6. von Rita die Spätzin

... mir geht es wie Viola ...

vom 29.10.2015, 09.23
Antwort von Nickname:

Ja, ist leider triggernd... Liebe Grüße!
5. von jetztdasein

Das tut gut so direkt helfen zu können, und deine guten Wünsche werden bestimmt auch ihre Wirkung haben, auf irgendeine Weise.
Liebe Grüsse
Elfe

vom 28.10.2015, 21.04
Antwort von Nickname:

Das hat mir wirklich gut getan. Und es war ein tiefschürfendes Erlebnis. Tja, zuerst muss mal der Krieg enden...
Herzliche Grüße an dich!
4. von Graf Bobby

Hast ihnen eh die alten Schillinge gegeben!

vom 27.10.2015, 14.47
3. von Hanni

Mir geht es wie @Viola
LG Hanni

vom 27.10.2015, 12.36
Antwort von Nickname:

Auweia..., so ist nun die Welt! Liebe Grüße an dich, Hanni!
2. von Ulla S.

Liebe Tirilli,
du hast ein großes Herz.
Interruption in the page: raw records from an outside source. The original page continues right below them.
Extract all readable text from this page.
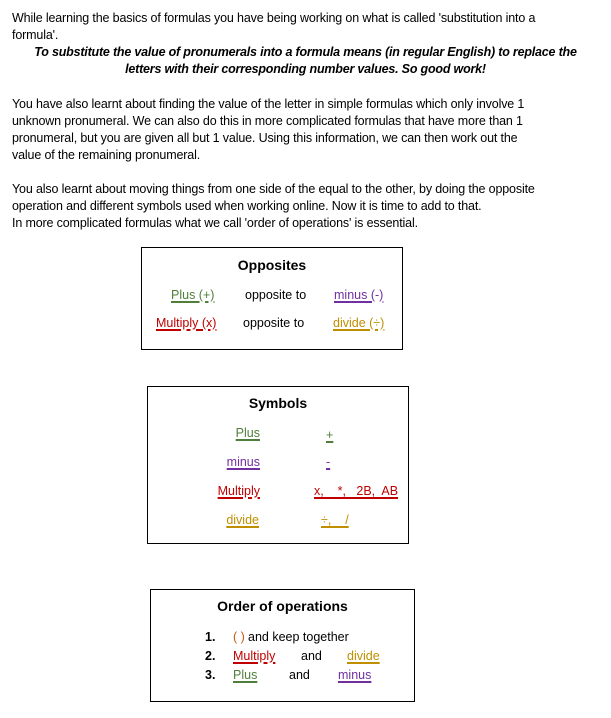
While learning the basics of formulas you have being working on what is called 'substitution into a

formula'.

To substitute the value of pronumerals into a formula means (in regular English) to replace the
letters with their corresponding number values. So good work!

You have also learnt about finding the value of the letter in simple formulas which only involve 1

unknown pronumeral. We can also do this in more complicated formulas that have more than 1

pronumeral, but you are given all but 1 value. Using this information, we can then work out the

value of the remaining pronumeral.

You also learnt about moving things from one side of the equal to the other, by doing the opposite

operation and different symbols used when working online. Now it is time to add to that.

In more complicated formulas what we call 'order of operations' is essential.

Opposites
Plus (+) opposite to minus (-)
Multiply (x) opposite to divide (÷)
Symbols
Plus	+
minus	-
Multiply	x,    *,   2B,  AB
divide	÷,    /
Order of operations
1. ( ) and keep together
2. Multiply and divide
3. Plus	and minus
Sie werden dich sicherlich nie vergessen.
Es fühlt sich gut an, jemandem zu helfen.
LG Ulla S.

vom 27.10.2015, 11.27
Antwort von Nickname:

Ach was, Ulla. Es war grad nur der Moment. Ein starker! Es fühlt sich saugut an! So hat jeder was davon. Liebe Grüße!
1. von Viola

leider habe ich dazu nix zu sagen.....ich heule beim Lesen

vom 27.10.2015, 05.16
Antwort von Nickname:

Aber das wollte ich nun auch nicht... :-( 
Ist so arg, diese Zeit.... Und dieser Assad! Gerade wieder 50 Tote auf einem Markt bei Damaskus. Beim Bergen der hunderten Verwundeten wurden die Helfer beschossen! Und Assad noch kein Kriegsgericht angedroht.
DAS ist skanalös, finde ich. 
Liebe Grüße!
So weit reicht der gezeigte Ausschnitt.